"to suffer or permit to work" is a phrase from the Fair Labor Standards Act, found in Section 203, clause (g). Although seemingly an archaic phrase in a long, technical document, it plays an important part in the working culture of the United States of America.
Standard disclaimer: I am not a lawyer, so the following is obviously not intended as legal advice, but is intended more as a cultural document on expectations around labor in the United States. Please don't try to get legal advice from a dubiously sourced internet site.
The Fair Labor Standards Act is the legal, and in many cases, cultural basis of United States labor law. It was first passed in 1938, as part of Franklin Delano Roosevelt's New Deal Legislation. It has had many things added to it since then, and is now a very long bill that covers everything from what type of safety warning cardboard box balers are required to have, to the requirements for lactation rooms. But in its core, the FLSA focuses on three things: that employees must earn a minimum wage, that there is a maximum amount of hours they can work before they receive overtime, and most importantly, that all work must be compensated.

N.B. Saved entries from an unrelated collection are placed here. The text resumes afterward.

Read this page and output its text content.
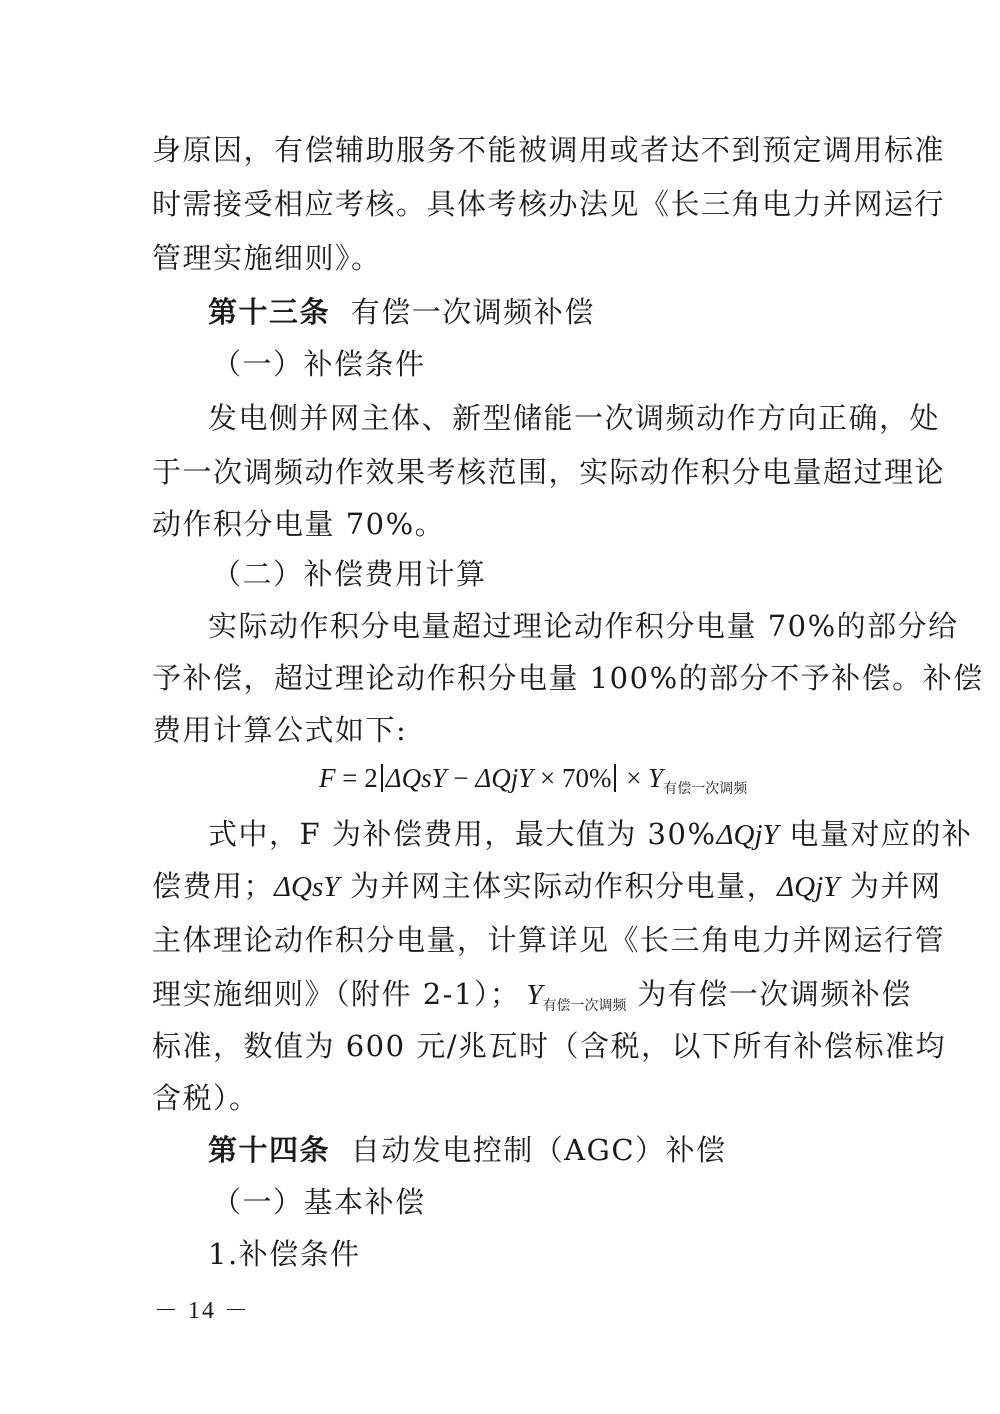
身原因，有偿辅助服务不能被调用或者达不到预定调用标准
时需接受相应考核。具体考核办法见《长三角电力并网运行
管理实施细则》。
第十三条 有偿一次调频补偿
（一）补偿条件
发电侧并网主体、新型储能一次调频动作方向正确，处
于一次调频动作效果考核范围，实际动作积分电量超过理论
动作积分电量 70%。
（二）补偿费用计算
实际动作积分电量超过理论动作积分电量 70%的部分给
予补偿，超过理论动作积分电量 100%的部分不予补偿。补偿
费用计算公式如下:
F = 2 $\Delta QsY - \Delta QjY \times 70\% \times Y_{有偿一次调频}$
式中，F 为补偿费用，最大值为 30%ΔQjY 电量对应的补
偿费用；ΔQsY 为并网主体实际动作积分电量，ΔQjY 为并网
主体理论动作积分电量，计算详见《长三角电力并网运行管
理实施细则》（附件 2-1）； $Y_{有偿一次调频}$ 为有偿一次调频补偿
标准，数值为 600 元/兆瓦时（含税，以下所有补偿标准均
含税）。
第十四条 自动发电控制（AGC）补偿
（一）基本补偿
1.补偿条件
－ 14 －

The last part seems obvious, but it has been an issue of some debate. And it also needs to be defined quite strictly legally, which is why Section 203 (g) states:
(g) “Employ” includes to suffer or permit to work.
This doesn't include just work that an employer mandates or instructs, but any work that the employer allows. Even if an employee volunteers to work for free, an employer has to either disallow it, or, if they fail to do so, to pay for the "volunteered" work. The reasons why this has to be specified is pretty clear, (at least to me, having some experience with employers): it would be pretty easy for companies to only hire workers who, wink wink nudge nudge are so enthusiastic that they will, out of the goodness of their hearts, work "voluntarily". It would be very easy for a manager to start doing things such as leaving a mop outside of an employee's office with the implication that the employee is expected to clean after they are done with their normal workday. By placing the burden on the employer to insure the employee doesn't work, these types of manipulations can be avoided. For the most part. The reader can probably provide many examples of where the letter of this law has been in some way altered.
A few points to put this phrase in context. First, like most things in the FLSA, it applies to "non-exempt" employees, what we would colloquially call "hourly" employees, not to salaried employees. Managers, professionals, and of course rescue workers are not covered by this: an off-duty paramedic can give you CPR without violating this provision.
Secondly, there is a "de minimis" exception to this. Very small amounts of work do not need to be accounted for. If, on leaving work, you empty a wastebasket into a dumpster, that is allowed. Or, if after a shift as a grocery store clerk, you see a stray shopping cart in the parking lot and corral it, that is also below the radar of this law. And, as has come up in recent years, checking e-Mail for a few minutes on a weekend is also allowed.
In the non-profit sector, volunteering for an employer whom one also works for is allowed, as long as the work is not the same. For example, someone with an administrative job at a food bank is allowed to volunteer distributing food, but not allowed to work unpaid hours at their paid job. I am a little less certain about this, especially because in my long experience with non-profits, I have rarely seen it observed.
A developing issue is how this law works with an "information economy" (and yes, I cringe when I type that). Even for non-salaried employees, work is more about knowing things, and less about doing things. Much of the things that an employee studies can be done passively, at home, with no way for the employer to know that the employee is doing so. For example, a salesperson at a hardware store can access their employees website and study what products are available and what prices they are offered at. This directly relates to the employee's job and makes them a better employee, yet it is all done with a public resource, and in a way that the employer has no way of tracking the amount of time involved. And yet, as with earlier examples, this is still something that an employer could "suggest" an employee do. I imagine that there will be (or maybe already has been) a court case to decide where exactly activities like this fit in with the ideas behind the Fair Labor Standards Act, which drew its original significance from the manufacturing economy of the Great Depression.